I’ll shut up now and give your the recipe. Cheers!

Easy Pizza Soup

The flavours of your favourite meaty pizza in a hot bowl of comfort soup!
Prep Time15 minutes
Cook Time45 minutes
Total Time1 hour
Course: Soup
Cuisine: American
Keyword: comfort, onion, pepperoni, peppers, pizza, sausage, soup, tomato
Author: Chris Pollard


  • Soup pot
  • Cutting board
  • Knife


  • 2 lbs sausage meat mild Italian
  • ¾ package pepperoni pizza slices
  • 1 medium onion white/yellow/sweet/your choice
  • 1 bell pepper (green/yellow/red/etc) diced
  • 2 cans condensed tomato soup
  • 2 cans water use tomato soup cans as measures
  • 1 can diced tomatoes 540mL
  • 227 grams mushrooms sliced (½ pound)
  • ground black pepper to taste
  • kosher salt to taste
  • 1 big pinch basil dried
  • 1 big pinch oregano dried
  • 1 big pinch sage ground


  • Add sausage meat to pot, fry on high heat. If you don't have loose sausage meat, squeeze the meat out of the casings of regular old mild Italian sausages and you're golden. It's what I do most of the time.
  • Break up sausage as it cooks. Not too fine though. Leave it a little chunky.
  • Once sausage is almost cooked through, add diced onions to the pot.
  • Reduce heat to between medium and medium-high. (One a 1-10 scale, about a 7.)
  • Take your pepperoni slices and cut them up. I make stacks and slice them in 8 wedges, like a pizza slice! But I'm weird. Cut them any way you want. I just find that a good size.
  • Add the pepperoni to the pot.
  • Dice up a large bell pepper and add it to the pot. Green peppers will give you the most colour contrast, and look nicer, but I used a yellow pepper for the soup in the photo, because I had one in the fridge. Use what you have. Green is just a little 'prettier' in the pot.
  • Add both cans of condensed tomato soup.
  • Stir it all together with the contents of your soup pot to coat everything.
  • Fill both cans with water (I use hot water to keep things from cooling down too much) and stir them into the pot.
  • Add can of diced tomatoes to the pot.
  • Add the package of sliced mushrooms to the pot.
  • Stir it all together and bring it back up to a boil.
  • Add salt, pepper, oregano, sage, and basil to the pot.
  • Reduce heat to low, cover, and let simmer for about 30 minutes. Stirring every 10 minutes or so to make sure nothing sticks/burns to the bottom of the pot.
  • When the mushrooms have shrunk down to about half their size (right around that magic 30 minute mark), give it a little taste, add any extra seasoning you think it needs, and serve.
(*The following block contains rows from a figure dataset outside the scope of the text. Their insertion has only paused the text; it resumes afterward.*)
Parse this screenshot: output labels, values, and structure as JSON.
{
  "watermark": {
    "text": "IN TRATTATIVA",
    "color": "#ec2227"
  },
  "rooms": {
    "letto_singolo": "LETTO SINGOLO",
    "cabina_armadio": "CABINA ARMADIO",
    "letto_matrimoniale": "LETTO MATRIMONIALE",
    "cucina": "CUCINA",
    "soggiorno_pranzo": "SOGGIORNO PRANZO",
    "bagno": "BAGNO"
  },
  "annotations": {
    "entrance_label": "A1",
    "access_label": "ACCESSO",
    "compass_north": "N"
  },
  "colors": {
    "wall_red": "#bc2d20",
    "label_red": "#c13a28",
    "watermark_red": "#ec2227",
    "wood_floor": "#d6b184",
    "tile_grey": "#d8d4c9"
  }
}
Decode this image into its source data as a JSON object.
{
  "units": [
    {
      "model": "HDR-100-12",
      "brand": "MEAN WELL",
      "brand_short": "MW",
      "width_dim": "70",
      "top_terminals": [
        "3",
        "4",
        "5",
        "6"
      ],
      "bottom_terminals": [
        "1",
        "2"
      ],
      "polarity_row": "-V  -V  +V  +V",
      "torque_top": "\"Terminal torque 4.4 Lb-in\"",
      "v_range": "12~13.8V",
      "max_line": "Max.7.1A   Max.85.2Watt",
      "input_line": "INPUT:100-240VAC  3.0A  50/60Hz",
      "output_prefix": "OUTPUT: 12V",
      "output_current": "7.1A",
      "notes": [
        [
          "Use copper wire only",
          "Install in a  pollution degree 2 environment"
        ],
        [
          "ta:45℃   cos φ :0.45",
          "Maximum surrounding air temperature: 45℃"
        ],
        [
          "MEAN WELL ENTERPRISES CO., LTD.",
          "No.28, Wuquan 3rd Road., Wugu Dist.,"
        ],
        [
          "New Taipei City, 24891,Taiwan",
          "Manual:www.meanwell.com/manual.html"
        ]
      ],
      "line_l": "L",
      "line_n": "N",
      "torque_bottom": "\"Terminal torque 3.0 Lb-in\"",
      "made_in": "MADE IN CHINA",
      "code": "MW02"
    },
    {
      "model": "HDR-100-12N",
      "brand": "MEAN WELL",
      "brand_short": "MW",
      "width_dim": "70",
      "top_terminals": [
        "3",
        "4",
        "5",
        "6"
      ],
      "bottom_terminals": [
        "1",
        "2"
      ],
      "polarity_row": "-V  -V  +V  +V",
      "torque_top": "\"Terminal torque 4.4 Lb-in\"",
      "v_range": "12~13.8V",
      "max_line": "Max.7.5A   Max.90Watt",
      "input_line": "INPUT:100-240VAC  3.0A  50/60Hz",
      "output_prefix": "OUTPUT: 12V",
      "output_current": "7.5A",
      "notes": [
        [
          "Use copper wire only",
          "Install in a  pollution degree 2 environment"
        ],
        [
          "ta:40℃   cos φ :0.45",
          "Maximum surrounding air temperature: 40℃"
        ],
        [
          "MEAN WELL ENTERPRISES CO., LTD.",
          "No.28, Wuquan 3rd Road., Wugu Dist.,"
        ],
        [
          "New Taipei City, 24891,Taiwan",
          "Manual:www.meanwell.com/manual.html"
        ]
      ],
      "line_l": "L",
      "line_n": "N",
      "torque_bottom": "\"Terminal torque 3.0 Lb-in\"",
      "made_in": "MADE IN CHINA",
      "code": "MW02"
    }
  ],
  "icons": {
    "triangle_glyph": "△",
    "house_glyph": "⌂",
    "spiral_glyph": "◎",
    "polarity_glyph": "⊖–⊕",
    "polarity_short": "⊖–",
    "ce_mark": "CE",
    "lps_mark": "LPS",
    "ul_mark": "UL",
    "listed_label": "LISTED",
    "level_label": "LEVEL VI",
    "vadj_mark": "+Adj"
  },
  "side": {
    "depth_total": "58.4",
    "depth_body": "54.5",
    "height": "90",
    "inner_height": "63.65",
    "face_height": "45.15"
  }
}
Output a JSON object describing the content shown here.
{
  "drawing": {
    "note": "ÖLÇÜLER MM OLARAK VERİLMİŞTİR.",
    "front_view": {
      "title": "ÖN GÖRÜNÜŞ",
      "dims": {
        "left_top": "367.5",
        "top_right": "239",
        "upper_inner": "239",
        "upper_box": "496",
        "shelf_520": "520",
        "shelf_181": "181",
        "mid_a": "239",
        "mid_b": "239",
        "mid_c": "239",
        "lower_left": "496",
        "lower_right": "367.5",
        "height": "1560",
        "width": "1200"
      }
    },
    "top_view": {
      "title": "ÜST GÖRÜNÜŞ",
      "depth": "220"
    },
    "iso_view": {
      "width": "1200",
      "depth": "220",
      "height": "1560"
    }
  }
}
If you like things spicier, you can substitute in spicy Italian sausage – or add a pinch or two of crushed chili flakes. 
We serve it with thick slices of garlic toast for dipping. My wife also likes to add a big pile of shredded mozzarella cheese while it’s piping hot for gooey, cheesy goodness. It’s really tasty, I’m just not a fan of melted cheese in my soup and how it always ends up sticking to the spoon. But it’s REALLY good that way. 
If you have other favourite pizza toppings, try adding them in! It’s a great recipe to experiment with.